Hi, I work in a Cultural-Heritage company specialized in 3D scanning of large environment, we started to use Unreal Engine for visualization of large dataset since the release of Unreal Engine 5 thanks to its processing of large mesh/textures.
Our usage is to make offline renders using movie-render-queue.
It worked well on exterior environments with little vegetation/buildings (like deset/organic-rocky environment) using the default tiles from reality capture and a low r.Nanite.MaxPixelsPerEdge
0.06
to avoid seeing the edges. (sometimes a cache to hide the skylight from underneath was needed).

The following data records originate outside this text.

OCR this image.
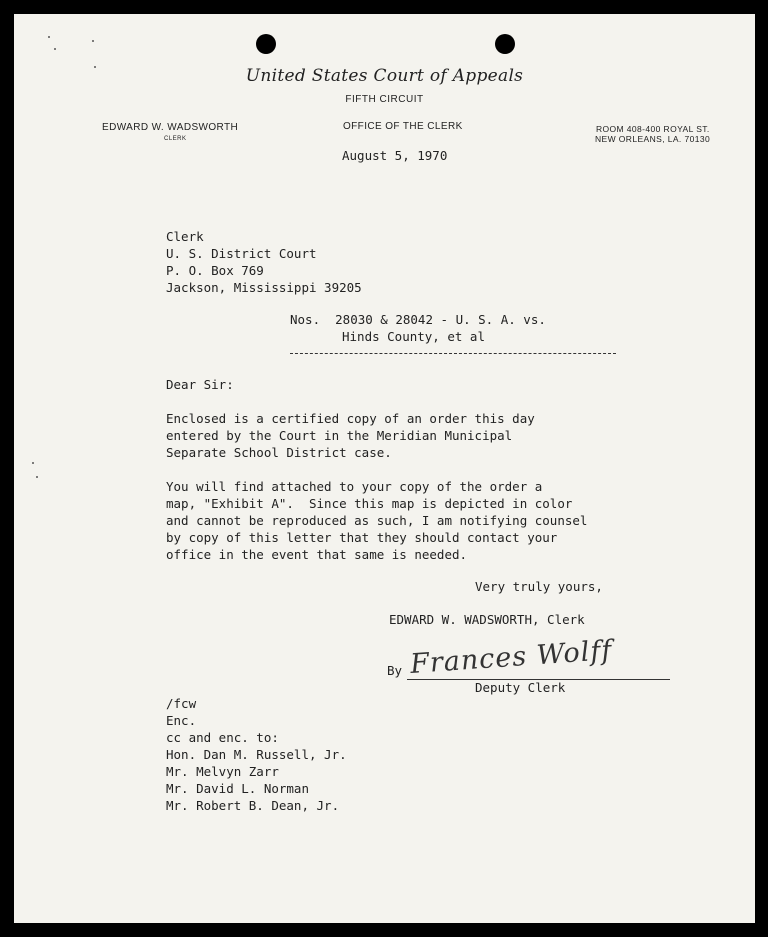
United States Court of Appeals
FIFTH CIRCUIT
EDWARD W. WADSWORTH
CLERK
OFFICE OF THE CLERK	ROOM 408-400 ROYAL ST.
NEW ORLEANS, LA. 70130
August 5, 1970
Clerk
U. S. District Court
P. O. Box 769
Jackson, Mississippi 39205
Nos.  28030 & 28042 - U. S. A. vs.
Hinds County, et al
Dear Sir:
Enclosed is a certified copy of an order this day
entered by the Court in the Meridian Municipal
Separate School District case.
You will find attached to your copy of the order a
map, "Exhibit A".  Since this map is depicted in color
and cannot be reproduced as such, I am notifying counsel
by copy of this letter that they should contact your
office in the event that same is needed.
Very truly yours,
EDWARD W. WADSWORTH, Clerk
By Frances Wolff
Deputy Clerk
/fcw
Enc.
cc and enc. to:
Hon. Dan M. Russell, Jr.
Mr. Melvyn Zarr
Mr. David L. Norman
Mr. Robert B. Dean, Jr.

When this article was released, most of the tools/workflow used looked like what we did internally, and it works really fine for a large-scale exterior environment :
When it comes to interior environment (like church) this the part that gets me often frustrated, as the reality-capture mesh is thin (no thickness) light can gap through the tiles if not-exported as single mesh or tiled externally in another software (only python, as it’s billions of triangles) to add overlap between each tile.
Even then, the light usually doesn’t interact the same way a full-path-tracer would, lot of flickering, some dark places, and some triangles that are perpendicular to light-rays just lit themselves (even If I add shadeless two-sided plane behind to try to stop light from speading).

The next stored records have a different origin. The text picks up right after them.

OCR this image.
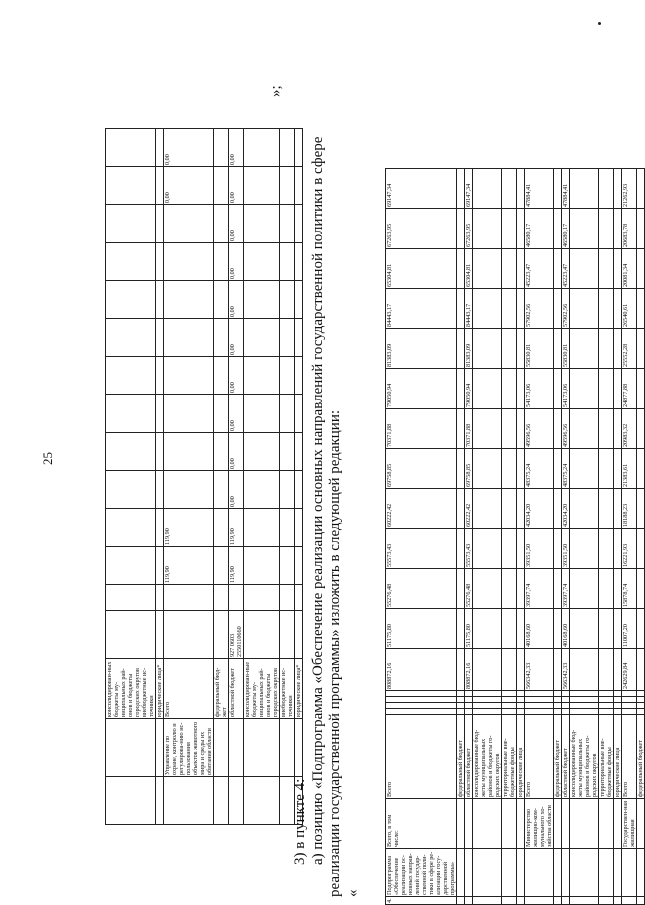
25
		консолидирован-ных бюджеты му-ниципальных рай-онов и бюджеты городских округов внебюджетные ис-точники														
		юридические лица*														
	Управление по охране, контролю и регулирова-нию ис-пользования объектов животного мира и среды их обитания области	Всего			119,90	119,90									0,00	0,00
		федеральный бюд-жет														
		областной бюджет	927 0603 2550110660		119,90	119,90	0,00	0,00	0,00	0,00	0,00	0,00	0,00	0,00	0,00	0,00
		консолидирован-ные бюджеты му-ниципальных рай-онов и бюджеты городских округов														
		внебюджетные ис-точники														
		юридические лица*														
3) в пункте 4: а) позицию «Подпрограмма «Обеспечение реализации основных направлений государственной политики в сфере реализации государственной программы» изложить в следующей редакции: «
»;
4.	Подпрограмма «Обеспечение реализации ос-новных направ-лений государ-ственной поли-тики в сфере ре-ализации госу-дарственной программы»	Всего, в том числе:	Всего					808872,16	51175,80	55276,48	55573,43	60222,42	69758,85	70371,88	79050,94	81383,09	84443,17	65304,81	67263,95	69147,34
			федеральный бюджет																	
			областной бюджет					808872,16	51175,80	55276,48	55573,43	60222,42	69758,85	70371,88	79050,94	81383,09	84443,17	65304,81	67263,95	69147,34
			консолидированные бюд-жеты муниципальных районов и бюджеты го-родских округов																	
			территориальные вне-бюджетные фонды																	
			юридические лица																	
		Министерство жилищно-ком-мунального хо-зяйства области	Всего					566342,33	40168,60	39397,74	39351,50	42034,20	48375,24	49596,56	54173,06	55830,81	57902,56	45223,47	46580,17	47884,41
			федеральный бюджет																	
			областной бюджет					566342,33	40168,60	39397,74	39351,50	42034,20	48375,24	49596,56	54173,06	55830,81	57902,56	45223,47	46580,17	47884,41
			консолидированные бюд-жеты муниципальных районов и бюджеты го-родских округов																	
			территориальные вне-бюджетные фонды																	
			юридические лица																	
		Государствен-ная жилищная	Всего					242629,84	11007,20	15878,74	16221,93	18188,23	21383,61	20983,32	24877,88	25552,28	26540,61	20081,34	20683,78	21262,93
			федеральный бюджет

What would be the ideal way of cutting the mesh ? (tiny tiles, large ones, separate walls from ground? with overlap?)
Also do you have ways to get smoother triangles, sometime the noise from the photogrammetry is really visible when not with shadeless material, compared to a full-pathtracer, it’s like each triangle is lit differently based on their normal, witch make the triangles really more visible/present and overall more sharp as it should.
What are your advice/tips, do you have custom shader to smooth the noise look of those flat surface (or do you sculpt-flat all of them in blender)?
Do you have any special tips like idk, scalling the entire scene by 10 to increase light-bouncing ? Or special tiling, or another option that has to do with distance-field in the scene/lights/post-process or the mesh?